Lavorano molto, costano poco e non possono protestare. Mandando all’estero i suoi operai il regime di Kim Jong-il riempie le casse ed entra nel mercato globale dei consumi
Simon Ostrovsky,
The Independent, Gran Bretagna
A differenza dei loro colleghi mongoli, le ottanta dipendenti nordcoreane dello stabilimento devono chiedere il permesso anche per parlare con gli estranei. Ricevono vitto e alloggio grazie a un programma della loro ambasciata, e guadagnano circa l’equivalente dÌ 200 sterline al mese. “Paghiamo i lavoratori nordcoreani come i mongoli”, spiega Bayar, responsabile delle esportazioni della Eermel. “Solo che i bonifici li facciamo sul conto dell’ambasciata nordcoreana. Non ho idea di come sia distrbuito il denaro”.
Il fatto che Pyongyang abbia permesso a tanti suoi cittadini di emigrare dandogli la possibilità di affacciarsi sul mondo esterno è la spia della diffìcile situazione economica in cui il paese si trova. Ma è anche un esempio di come Pyongyang sia riuscita ad adattarsi e a trarre profitto da un’economia globalizzata continuando a tenere sotto controllo la popolazione. Secondo i dispacci dell’ambasciata statunitense Ulan Bator pubblicati da Wikileaks, in Mongolia questa pratica va avanti dal 2004. In alcuni si legge di un funzionario nordcoreano che ha offerto manodopera a 1,5 dollari al giorno a un’azienda mineraria canadese.
Un altro comunicato del 2006 dice: “Le condizioni di lavoro e di vita di questi lavoratori fanno temere che siano soggetti a coercizione… sono controllati dalle guardie inviate dallo stato, e molti sarebbero sotto pressione a causa dei loro familiari rimasti in patria. A quanto pare gli operai non ricevono regolarmente e interamente il salario”. Secondo gli esperti i programmi di lavoro all’estero non sono un segno di apertura da parte di Pyongyang.

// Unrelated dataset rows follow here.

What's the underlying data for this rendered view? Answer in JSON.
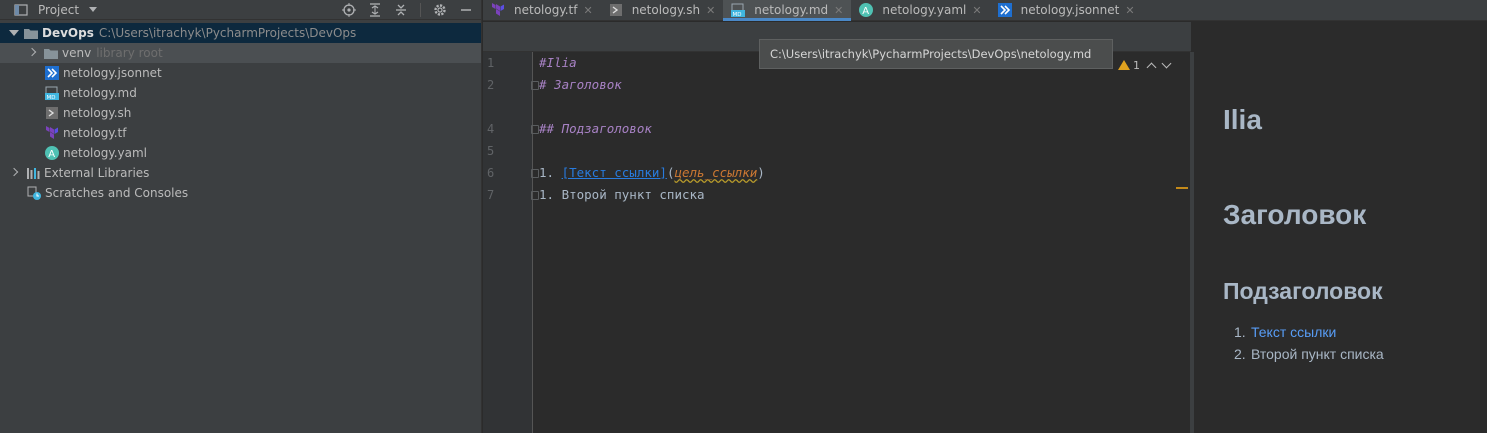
{
  "project": {
    "title": "Project",
    "root": {
      "name": "DevOps",
      "path": "C:\\Users\\itrachyk\\PycharmProjects\\DevOps"
    },
    "items": [
      {
        "name": "venv",
        "hint": "library root"
      },
      {
        "name": "netology.jsonnet"
      },
      {
        "name": "netology.md"
      },
      {
        "name": "netology.sh"
      },
      {
        "name": "netology.tf"
      },
      {
        "name": "netology.yaml"
      }
    ],
    "external": "External Libraries",
    "scratches": "Scratches and Consoles"
  },
  "tabs": [
    {
      "label": "netology.tf",
      "icon": "terraform-icon"
    },
    {
      "label": "netology.sh",
      "icon": "shell-icon"
    },
    {
      "label": "netology.md",
      "icon": "markdown-icon",
      "active": true
    },
    {
      "label": "netology.yaml",
      "icon": "yaml-icon"
    },
    {
      "label": "netology.jsonnet",
      "icon": "jsonnet-icon"
    }
  ],
  "tooltip": "C:\\Users\\itrachyk\\PycharmProjects\\DevOps\\netology.md",
  "inspections": {
    "warnings": "1"
  },
  "editor": {
    "line_numbers": [
      "1",
      "2",
      "4",
      "5",
      "6",
      "7"
    ],
    "lines": {
      "l1": "#Ilia",
      "l2": "# Заголовок",
      "l4": "## Подзаголовок",
      "l6_num": "1. ",
      "l6_link": "[Текст ссылки]",
      "l6_open": "(",
      "l6_url": "цель_ссылки",
      "l6_close": ")",
      "l7": "1. Второй пункт списка"
    }
  },
  "preview": {
    "h1a": "Ilia",
    "h1b": "Заголовок",
    "h2": "Подзаголовок",
    "list": [
      {
        "num": "1.",
        "text": "Текст ссылки"
      },
      {
        "num": "2.",
        "text": "Второй пункт списка"
      }
    ]
  },
  "colors": {
    "accent": "#4a88c7",
    "selection": "#0d293e",
    "warning": "#e0a21f"
  }
}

“Dal punto di vista del regime, mandare gruppi di persone in paesi stranieri dove non parlano la lingua e vivono segregati in caserme e dormitori è un’opzione molto più sicura che garantire libertà d’impresa e di movimento agli investitori esteri in Corea del Nord”, spiega Brian Myers dell’università Dongseo di Busan, in Corea del Sud. L’accordo tra i due paesi ha riscosso un grande successo tra le imprese mongole, attratte dal bassissimo costo della manodopera e dalla disciplina degli operai nordcoreani. Tra i pochi paesi ad avere rapporti amichevoli con il regime, nel 2011 la Mongolia ha aumentato la sua quota di lavoratori nordcoreani da 2.200 a tremila.
Una finestra sul mondo
I nordcoreani sono ancora più ricercati in Russia dove, secondo l’ufficio dell’immigrazione, solo nel primo trimestre del 2010 hanno lavorato in 21 mila. Si dice che almeno altrettanti lavorino in Cina, dove le statistiche non sono pubbliche. La Eermel rifornisce molte aziende tessili britanniche, tedesche, italiane, australiane e giapponesi. Ciò significa che l’isolamento internazionale non ha impedito alla Corea del Nord di raggiungere il mercato dei consumatori globali.

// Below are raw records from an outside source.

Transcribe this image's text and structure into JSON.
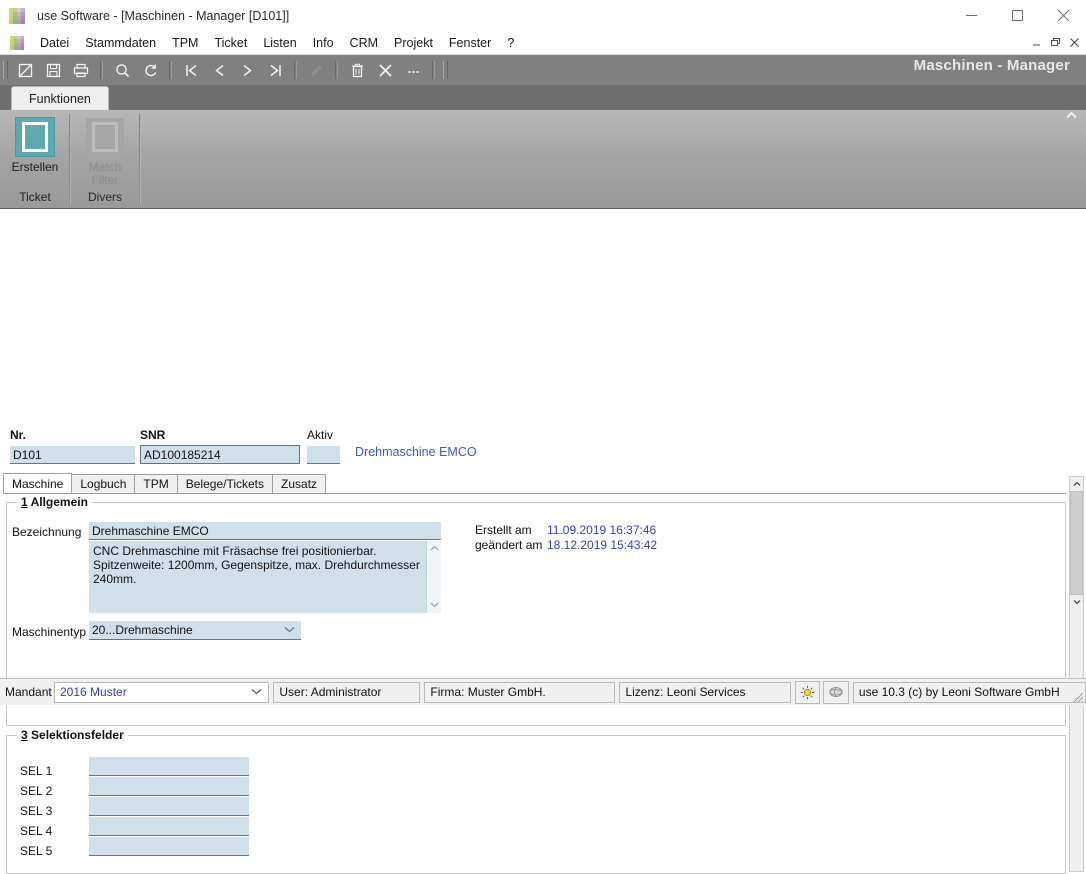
{
  "window": {
    "title": "use Software - [Maschinen - Manager [D101]]",
    "app_icon": "grid-logo-icon",
    "minimize": "minimize-icon",
    "maximize": "maximize-icon",
    "close": "close-icon"
  },
  "menu": {
    "icon": "grid-logo-icon",
    "items": [
      "Datei",
      "Stammdaten",
      "TPM",
      "Ticket",
      "Listen",
      "Info",
      "CRM",
      "Projekt",
      "Fenster",
      "?"
    ],
    "mdi": {
      "minimize": "mdi-minimize-icon",
      "restore": "mdi-restore-icon",
      "close": "mdi-close-icon"
    }
  },
  "toolbar": {
    "buttons": [
      {
        "name": "new-record-icon",
        "enabled": true
      },
      {
        "name": "save-icon",
        "enabled": true
      },
      {
        "name": "print-icon",
        "enabled": true
      },
      {
        "name": "search-icon",
        "enabled": true
      },
      {
        "name": "refresh-icon",
        "enabled": true
      },
      {
        "name": "first-record-icon",
        "enabled": true
      },
      {
        "name": "previous-record-icon",
        "enabled": true
      },
      {
        "name": "next-record-icon",
        "enabled": true
      },
      {
        "name": "last-record-icon",
        "enabled": true
      },
      {
        "name": "edit-icon",
        "enabled": false
      },
      {
        "name": "delete-icon",
        "enabled": true
      },
      {
        "name": "cancel-icon",
        "enabled": true
      },
      {
        "name": "more-icon",
        "enabled": true
      }
    ],
    "mdi_title": "Maschinen - Manager",
    "collapse": "▲"
  },
  "ribbon": {
    "tab": "Funktionen",
    "groups": [
      {
        "button_label": "Erstellen",
        "group_label": "Ticket",
        "icon": "create-ticket-icon",
        "enabled": true
      },
      {
        "button_label": "Match\nFilter",
        "group_label": "Divers",
        "icon": "match-filter-icon",
        "enabled": false
      }
    ]
  },
  "header_fields": {
    "nr_label": "Nr.",
    "nr_value": "D101",
    "snr_label": "SNR",
    "snr_value": "AD100185214",
    "aktiv_label": "Aktiv",
    "aktiv_value": "",
    "machine_title": "Drehmaschine EMCO"
  },
  "tabs": [
    {
      "label": "Maschine",
      "active": true
    },
    {
      "label": "Logbuch",
      "active": false
    },
    {
      "label": "TPM",
      "active": false
    },
    {
      "label": "Belege/Tickets",
      "active": false
    },
    {
      "label": "Zusatz",
      "active": false
    }
  ],
  "allgemein": {
    "number": "1",
    "title": "Allgemein",
    "bezeichnung_label": "Bezeichnung",
    "bezeichnung_value": "Drehmaschine EMCO",
    "beschreibung_value": "CNC Drehmaschine mit Fräsachse frei positionierbar. Spitzenweite: 1200mm, Gegenspitze, max. Drehdurchmesser 240mm.",
    "maschinentyp_label": "Maschinentyp",
    "maschinentyp_value": "20...Drehmaschine",
    "maschinentyp_options": [
      "20...Drehmaschine"
    ],
    "erstellt_label": "Erstellt am",
    "erstellt_value": "11.09.2019 16:37:46",
    "geaendert_label": "geändert am",
    "geaendert_value": "18.12.2019 15:43:42"
  },
  "selektionsfelder": {
    "number": "3",
    "title": "Selektionsfelder",
    "rows": [
      {
        "label": "SEL 1",
        "value": ""
      },
      {
        "label": "SEL 2",
        "value": ""
      },
      {
        "label": "SEL 3",
        "value": ""
      },
      {
        "label": "SEL 4",
        "value": ""
      },
      {
        "label": "SEL 5",
        "value": ""
      }
    ]
  },
  "statusbar": {
    "mandant_label": "Mandant",
    "mandant_value": "2016 Muster",
    "mandant_options": [
      "2016 Muster"
    ],
    "user": "User: Administrator",
    "firma": "Firma: Muster GmbH.",
    "lizenz": "Lizenz: Leoni Services",
    "icon_sun": "sun-icon",
    "icon_globe": "globe-icon",
    "version": "use 10.3 (c) by Leoni Software GmbH"
  },
  "colors": {
    "field_bg": "#cfe0ea",
    "accent_teal": "#5fa8b0",
    "link_blue": "#3b5bbf",
    "toolbar_gray": "#808080",
    "ribbon_gray": "#a2a2a2"
  }
}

Al ministero degli esteri mongolo i funzionari tengono le bocche cucite su quanto fruttano questi programmi a Pyongyang e preferiscono parlare dei vantaggi per i singoli lavoratori. “Per le loro famiglie può essere di grande aiuto”, spiega il segretario di stato Tsogtbaatar Damdin. Quando però gli chiediamo se sa quanto trattiene il regime del loro salario, risponde: “Preferiamo non occuparci della questione”.
Se i compensi delle operaie della Eermel sono rappresentativi di quanto accade nel resto della Mongolia, per Pyongyang l’accordo potrebbe fruttare l’equivalente di undici milioni di dollari all’anno. Non è poco considerando che nel 2008 il pil del paese ammontava a non più di 40 miliardi di dollari.
Anche se i contratti violano i diritti dei lavoratori, alcuni analisti sono favorevoli a questa pratica. I nordcoreani che lavorano all’estero, sostengono, una volta rientrati racconteranno le loro esperienze del mondo esterno, e questo forse a lungo andare favorirà un cambiamento sociale e politico nel paese.